The price is right on this model, which made pretty toast without any fuss. We loved its glass window to monitor browning. A “reheat” button lets you warm up cooled toast or add a bit more browning. Its profile is compact, and the exterior stays cool. On the medium setting, toast was too light, but once we pushed the dial higher, it came out reliably golden and uniform on both sides; the highest setting made great “dark” toast. This toaster might have won if it didn't occasionally throw toast onto the counter or floor, which can be comical but unsettling. (A backup copy did the same.)
Our old favorite continued to impress us throughout testing with its speed and deep, stable base. The power button is conveniently located on its handle. Our only quibble: Sometimes the light-up indicator was a bit dull in bright daylight. The kettle is much shorter and has a smaller capacity than our winner, which makes it a good option for people who prefer a smaller kettle.
The Flipside made well-browned waffles that were almost an inch and a half high. On the downside, if we wanted to make adjustments, doneness could only be varied by increasing or decreasing the duration of the cooking time using a built-in timer that must be reset before every waffle. But the timer itself proved quite useful, giving you an audible alert not only when the waffle was done, but also a minute before—a smart feature that helps ensure that you’ll never overcook your waffle. One small safety issue: Like several of the other machines, the Flipside tended to collect condensation in its handle, dripping hot water when flipped.
This cleverly designed, supercompact, and extra-lightweight grill is easily the most portable of the grills we tested. With a rectangular steel body and a handle on top, it feels just like a tackle box. Curved steel legs swing up to latch the lid. Narrow vents slow the escape of heat and smoke and help the cook box stay hot, as does the griddle-like grate that resembles an enameled broiler pan. It doesn’t create impressive grill marks, but it gets the job done, and it’s extremely simple to clean.
Thanks to its U-shaped pitchers and sharp, six-pronged blades that angle both up and down, this pricey model was among the quickest and most effective at every blending task—which compensated for the fact that users must continuously hold down the pitcher to engage the motor. Its travel lid was well designed, with a comfortable drinking spout and a hinged arm that seals tight with an audible snap. One defect: It’s as noisy as it is powerful.
This opener had a slow but steady corkscrew that drilled straight into the cork and removed it without wobbling the bottle or making us struggle to keep it or the bottle in place.

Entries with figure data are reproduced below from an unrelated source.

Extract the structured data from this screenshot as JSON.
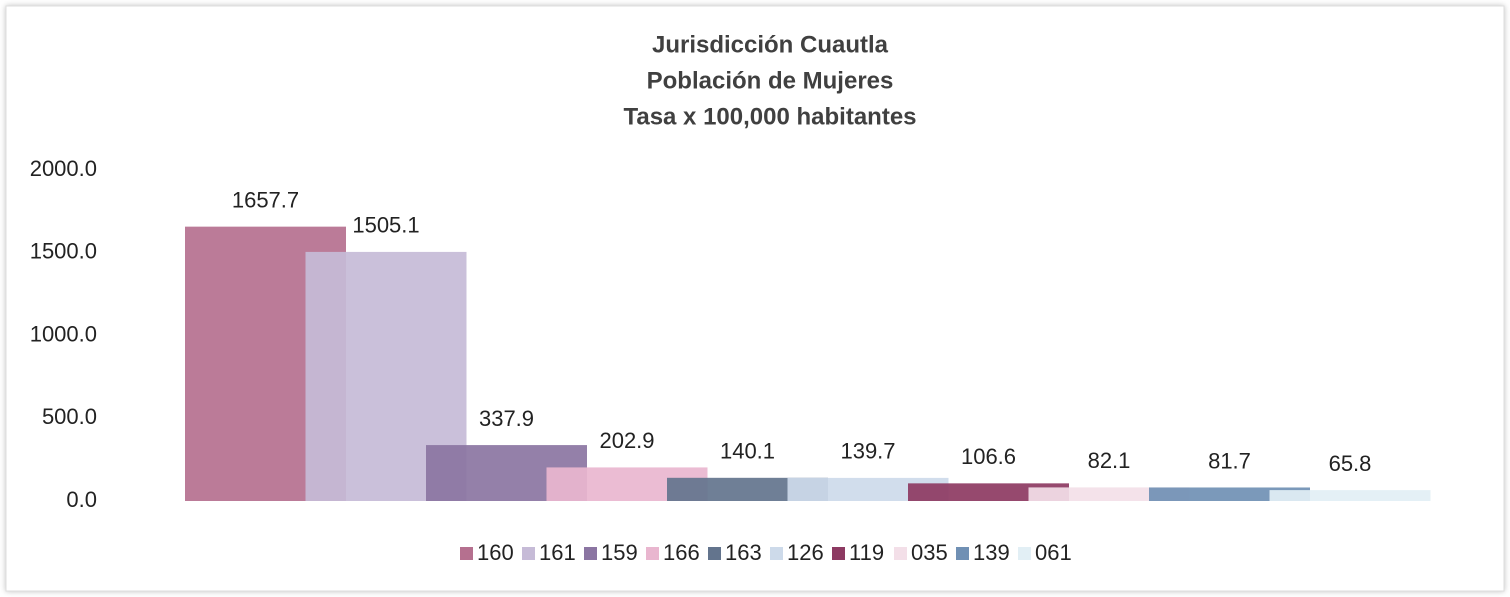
{
  "chart_data": {
    "type": "bar",
    "title": [
      "Jurisdicción Cuautla",
      "Población de Mujeres",
      "Tasa x 100,000 habitantes"
    ],
    "series": [
      {
        "name": "160",
        "color": "#b5708f",
        "values": [
          1657.7
        ]
      },
      {
        "name": "161",
        "color": "#c6bbd7",
        "values": [
          1505.1
        ]
      },
      {
        "name": "159",
        "color": "#8b75a2",
        "values": [
          337.9
        ]
      },
      {
        "name": "166",
        "color": "#e9b6cf",
        "values": [
          202.9
        ]
      },
      {
        "name": "163",
        "color": "#63748d",
        "values": [
          140.1
        ]
      },
      {
        "name": "126",
        "color": "#cddaea",
        "values": [
          139.7
        ]
      },
      {
        "name": "119",
        "color": "#8d3a62",
        "values": [
          106.6
        ]
      },
      {
        "name": "035",
        "color": "#f3dfe8",
        "values": [
          82.1
        ]
      },
      {
        "name": "139",
        "color": "#7090b4",
        "values": [
          81.7
        ]
      },
      {
        "name": "061",
        "color": "#e2eff5",
        "values": [
          65.8
        ]
      }
    ],
    "ylim": [
      0,
      2000
    ],
    "yticks": [
      {
        "value": 0,
        "label": "0.0"
      },
      {
        "value": 500,
        "label": "500.0"
      },
      {
        "value": 1000,
        "label": "1000.0"
      },
      {
        "value": 1500,
        "label": "1500.0"
      },
      {
        "value": 2000,
        "label": "2000.0"
      }
    ],
    "grid": false,
    "legend": "bottom"
  }
}
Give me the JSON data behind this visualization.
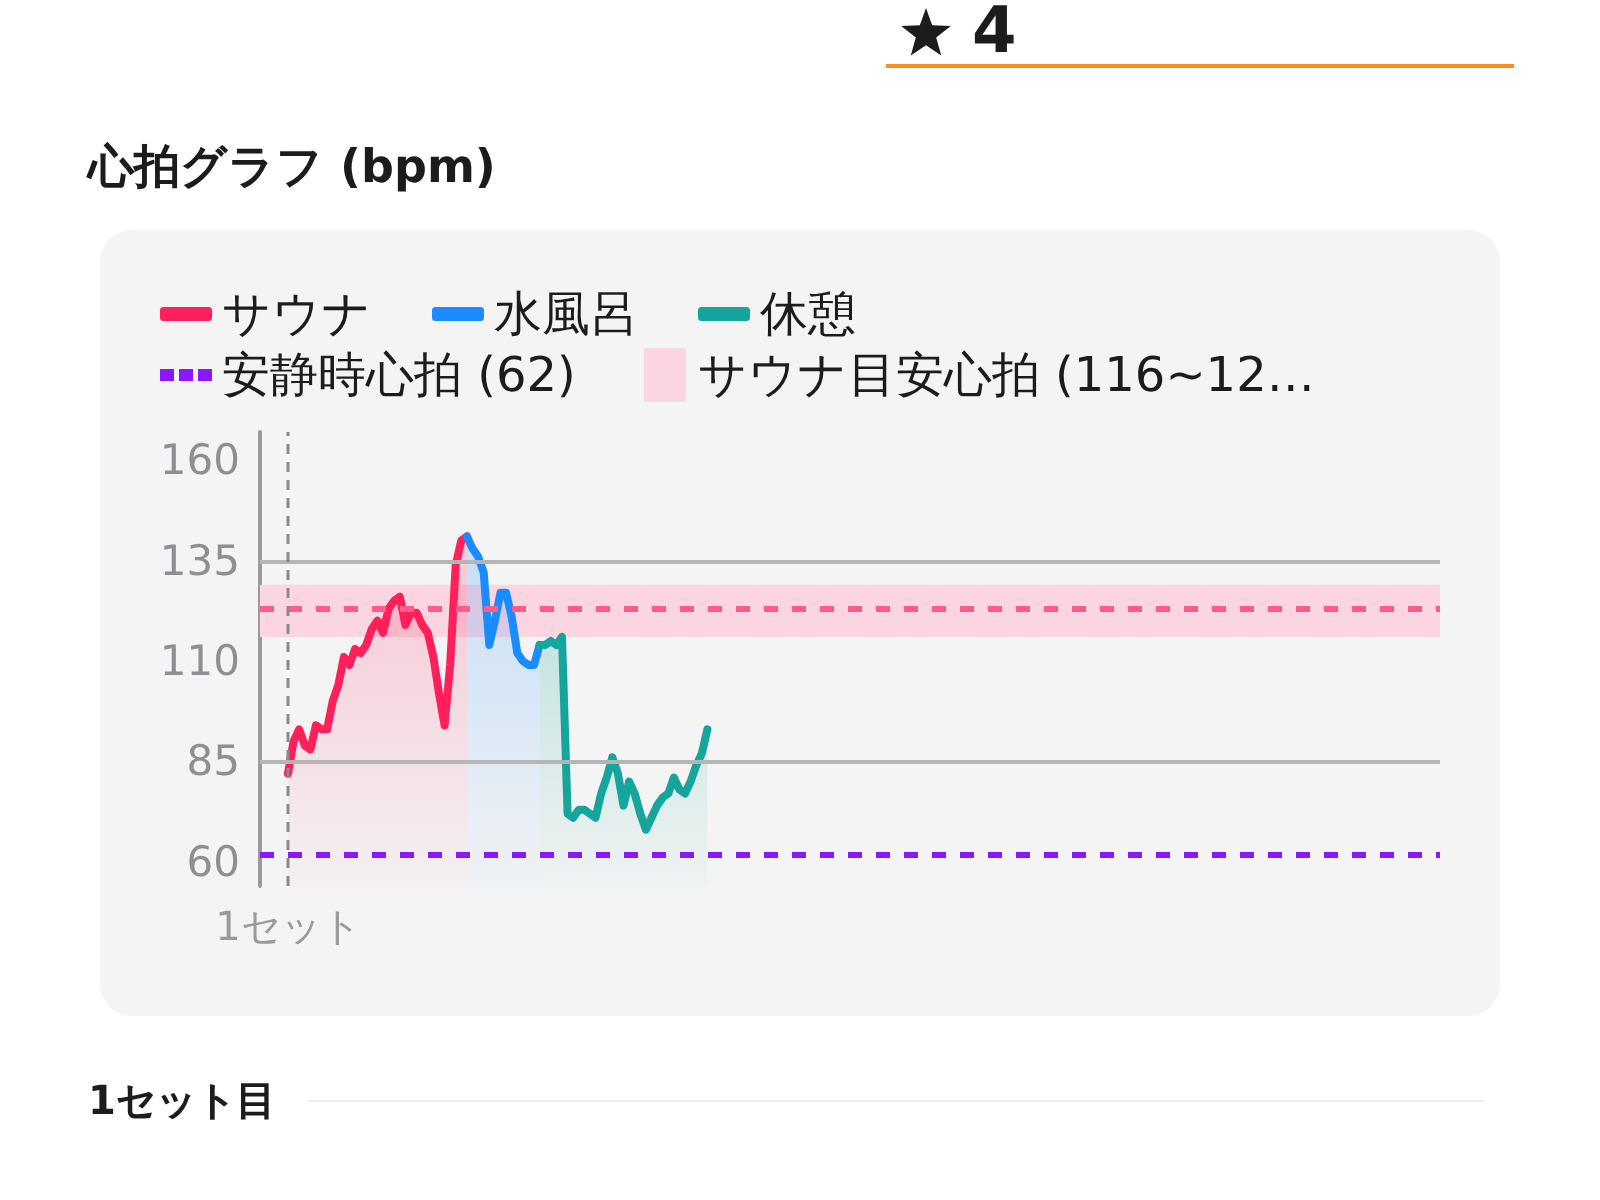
{
  "chart_data": {
    "type": "area",
    "title": "心拍グラフ (bpm)",
    "categories": [
      null,
      null,
      null,
      null,
      null,
      "1セット",
      null,
      null,
      null,
      null,
      null,
      null,
      null,
      null,
      null,
      null,
      null,
      null,
      null,
      null,
      null,
      null,
      null,
      null,
      null,
      null,
      null,
      null,
      null,
      null,
      null,
      null,
      null,
      null,
      null,
      null,
      null,
      null,
      null,
      null,
      null,
      null,
      null,
      null,
      null,
      null,
      null,
      null,
      null,
      null,
      null,
      null,
      null,
      null,
      null,
      null,
      null,
      null,
      null,
      null,
      null,
      null,
      null,
      null,
      null,
      null,
      null,
      null,
      null,
      null,
      null,
      null,
      null,
      null,
      null,
      null,
      null,
      null,
      null,
      null,
      null,
      null,
      null,
      null,
      null,
      null,
      null,
      null,
      null,
      null,
      null,
      null,
      null,
      null,
      null,
      null,
      null,
      null,
      null,
      null,
      null,
      null,
      null,
      null,
      null,
      null,
      null,
      null,
      null,
      null,
      null,
      null,
      null,
      null,
      null,
      null,
      null,
      null,
      null,
      null,
      null,
      null,
      null,
      null,
      null,
      null,
      null,
      null,
      null,
      null,
      null,
      null,
      null,
      null,
      null,
      null,
      null,
      null,
      null,
      null,
      null,
      null,
      null,
      null,
      null,
      null,
      null,
      null,
      null,
      null,
      null,
      null,
      null,
      null,
      null,
      null,
      null,
      null,
      null,
      null,
      null,
      null,
      null,
      null,
      null,
      null,
      null,
      null,
      null,
      null,
      null,
      null,
      null,
      null,
      null,
      null,
      null,
      null,
      null,
      null,
      null,
      null,
      null,
      null,
      null,
      null,
      null,
      null,
      null,
      null,
      null,
      null,
      null,
      null,
      null,
      null,
      null,
      null,
      null,
      null,
      null,
      null,
      null,
      null,
      null,
      null,
      null,
      null,
      null,
      null,
      null,
      null
    ],
    "series": [
      {
        "name": "サウナ",
        "color": "#ff1f5b",
        "values": [
          null,
          null,
          null,
          null,
          null,
          82,
          90,
          93,
          89,
          88,
          94,
          93,
          93,
          100,
          104,
          111,
          109,
          113,
          112,
          114,
          118,
          120,
          117,
          123,
          125,
          126,
          119,
          122,
          122,
          119,
          117,
          111,
          102,
          94,
          109,
          134,
          140,
          141,
          null,
          null,
          null,
          null,
          null,
          null,
          null,
          null,
          null,
          null,
          null,
          null,
          null,
          null,
          null,
          null,
          null,
          null,
          null,
          null,
          null,
          null,
          null,
          null,
          null,
          null,
          null,
          null,
          null,
          null,
          null,
          null,
          null,
          null,
          null,
          null,
          null,
          null,
          null,
          null,
          null,
          null,
          null,
          null,
          null,
          null,
          null,
          null,
          null,
          null,
          null,
          null,
          null,
          null,
          null,
          null,
          null,
          null,
          null,
          null,
          null,
          null,
          null,
          null,
          null,
          null,
          null,
          null,
          null,
          null,
          null,
          null,
          null,
          null,
          null,
          null,
          null,
          null,
          null,
          null,
          null,
          null,
          null,
          null,
          null,
          null,
          null,
          null,
          null,
          null,
          null,
          null,
          null,
          null,
          null,
          null,
          null,
          null,
          null,
          null,
          null,
          null,
          null,
          null,
          null,
          null,
          null,
          null,
          null,
          null,
          null,
          null,
          null,
          null,
          null,
          null,
          null,
          null,
          null,
          null,
          null,
          null,
          null,
          null,
          null,
          null,
          null,
          null,
          null,
          null,
          null,
          null,
          null,
          null,
          null,
          null,
          null,
          null,
          null,
          null,
          null,
          null,
          null,
          null,
          null,
          null,
          null,
          null,
          null,
          null,
          null,
          null,
          null,
          null,
          null,
          null,
          null,
          null,
          null,
          null,
          null,
          null,
          null,
          null,
          null,
          null,
          null,
          null,
          null,
          null,
          null,
          null,
          null,
          null
        ]
      },
      {
        "name": "水風呂",
        "color": "#1a8cff",
        "values": [
          null,
          null,
          null,
          null,
          null,
          null,
          null,
          null,
          null,
          null,
          null,
          null,
          null,
          null,
          null,
          null,
          null,
          null,
          null,
          null,
          null,
          null,
          null,
          null,
          null,
          null,
          null,
          null,
          null,
          null,
          null,
          null,
          null,
          null,
          null,
          null,
          null,
          141,
          138,
          136,
          132,
          114,
          120,
          127,
          127,
          121,
          112,
          110,
          109,
          109,
          114,
          null,
          null,
          null,
          null,
          null,
          null,
          null,
          null,
          null,
          null,
          null,
          null,
          null,
          null,
          null,
          null,
          null,
          null,
          null,
          null,
          null,
          null,
          null,
          null,
          null,
          null,
          null,
          null,
          null,
          null,
          null,
          null,
          null,
          null,
          null,
          null,
          null,
          null,
          null,
          null,
          null,
          null,
          null,
          null,
          null,
          null,
          null,
          null,
          null,
          null,
          null,
          null,
          null,
          null,
          null,
          null,
          null,
          null,
          null,
          null,
          null,
          null,
          null,
          null,
          null,
          null,
          null,
          null,
          null,
          null,
          null,
          null,
          null,
          null,
          null,
          null,
          null,
          null,
          null,
          null,
          null,
          null,
          null,
          null,
          null,
          null,
          null,
          null,
          null,
          null,
          null,
          null,
          null,
          null,
          null,
          null,
          null,
          null,
          null,
          null,
          null,
          null,
          null,
          null,
          null,
          null,
          null,
          null,
          null,
          null,
          null,
          null,
          null,
          null,
          null,
          null,
          null,
          null,
          null,
          null,
          null,
          null,
          null,
          null,
          null,
          null,
          null,
          null,
          null,
          null,
          null,
          null,
          null,
          null,
          null,
          null,
          null,
          null,
          null,
          null,
          null,
          null,
          null,
          null,
          null,
          null,
          null,
          null,
          null,
          null,
          null,
          null,
          null,
          null,
          null,
          null,
          null,
          null,
          null,
          null,
          null
        ]
      },
      {
        "name": "休憩",
        "color": "#16a59c",
        "values": [
          null,
          null,
          null,
          null,
          null,
          null,
          null,
          null,
          null,
          null,
          null,
          null,
          null,
          null,
          null,
          null,
          null,
          null,
          null,
          null,
          null,
          null,
          null,
          null,
          null,
          null,
          null,
          null,
          null,
          null,
          null,
          null,
          null,
          null,
          null,
          null,
          null,
          null,
          null,
          null,
          null,
          null,
          null,
          null,
          null,
          null,
          null,
          null,
          null,
          null,
          114,
          114,
          115,
          114,
          116,
          72,
          71,
          73,
          73,
          72,
          71,
          77,
          81,
          86,
          82,
          74,
          80,
          77,
          72,
          68,
          71,
          74,
          76,
          77,
          81,
          78,
          77,
          80,
          84,
          87,
          93,
          null,
          null,
          null,
          null,
          null,
          null,
          null,
          null,
          null,
          null,
          null,
          null,
          null,
          null,
          null,
          null,
          null,
          null,
          null,
          null,
          null,
          null,
          null,
          null,
          null,
          null,
          null,
          null,
          null,
          null,
          null,
          null,
          null,
          null,
          null,
          null,
          null,
          null,
          null,
          null,
          null,
          null,
          null,
          null,
          null,
          null,
          null,
          null,
          null,
          null,
          null,
          null,
          null,
          null,
          null,
          null,
          null,
          null,
          null,
          null,
          null,
          null,
          null,
          null,
          null,
          null,
          null,
          null,
          null,
          null,
          null,
          null,
          null,
          null,
          null,
          null,
          null,
          null,
          null,
          null,
          null,
          null,
          null,
          null,
          null,
          null,
          null,
          null,
          null,
          null,
          null,
          null,
          null,
          null,
          null,
          null,
          null,
          null,
          null,
          null,
          null,
          null,
          null,
          null,
          null,
          null,
          null,
          null,
          null,
          null,
          null,
          null,
          null,
          null,
          null,
          null,
          null,
          null,
          null,
          null,
          null,
          null,
          null,
          null,
          null,
          null,
          null,
          null,
          null,
          null,
          null
        ]
      }
    ],
    "ylim": [
      54,
      167
    ],
    "yticks": [
      60,
      85,
      110,
      135,
      160
    ],
    "ref_lines": [
      {
        "axis": "y",
        "value": 135,
        "color": "#b5b5b5",
        "line_style": "solid"
      },
      {
        "axis": "y",
        "value": 85,
        "color": "#b5b5b5",
        "line_style": "solid"
      },
      {
        "axis": "y",
        "value": 62,
        "label": "安静時心拍 (62)",
        "color": "#8b17ff",
        "line_style": "dashed"
      },
      {
        "axis": "y",
        "value": 123,
        "color": "#ff5c8a",
        "line_style": "dashed"
      },
      {
        "axis": "x",
        "value": "1セット",
        "color": "#8a8a8a",
        "line_style": "dashed"
      }
    ],
    "bands": [
      {
        "axis": "y",
        "from": 116,
        "to": 129,
        "label": "サウナ目安心拍 (116~12…",
        "color": "#fbd5df"
      }
    ],
    "legend": "top left",
    "annotations": [
      "4",
      "1セット目"
    ]
  }
}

This frother consistently made satisfying foam at the push of a button. As with all the handheld models, we had to operate it for longer than the manufacturer instructions recommended when making cold foam, but once we did, it created the richest cold foam of the handheld bunch. Since it was our winner, we put it through additional testing, mixing up small batches of whipped cream, beating one or two eggs, and emulsifying vinaigrette. In addition to being a great milk frother, it’s a handy tool for small cooking tasks. We loved the comfortable grip, and we appreciated that it took little effort to rinse the wand clean.
This no-frills Super Benriner model is a cult favorite among restaurant cooks and home cooks alike, and for good reason: Its razor-sharp blades can handle even the toughest produce, and it can be set in a seemingly infinite range of thicknesses, effortlessly churning out paper-thin or chunky slices and julienne. (There are no fixed thickness settings, but most testers saw this as a positive trait, since it allowed them to customize the thickness so broadly.) It’s big enough to handle larger produce but still relatively compact for easy storage. And though it has only a simple rubber bumper, it rarely budges, thanks again to its sharp blade, which requires so little effort to slice food that the mandoline never fights back. Its simple plank shape allows you to use it vertically or to hook it over a bowl. Just don’t expect much from its hand guard, which is pretty much useless.
While this air fryer’s digital controls weren’t quite as intuitive as those of our favorite model, it was still easy to set the time and temperature once we got the hang of the multiple buttons. It cooked foods quickly and crisply, and its display was bright, large, and easy to read. Though it’s a little bigger than our favorite model, it was still short enough to fit under our cabinets, and its drawer-style design and automatic shutoff were a boon to safety. Like other models, it has a nonstick interior, which was easy to clean.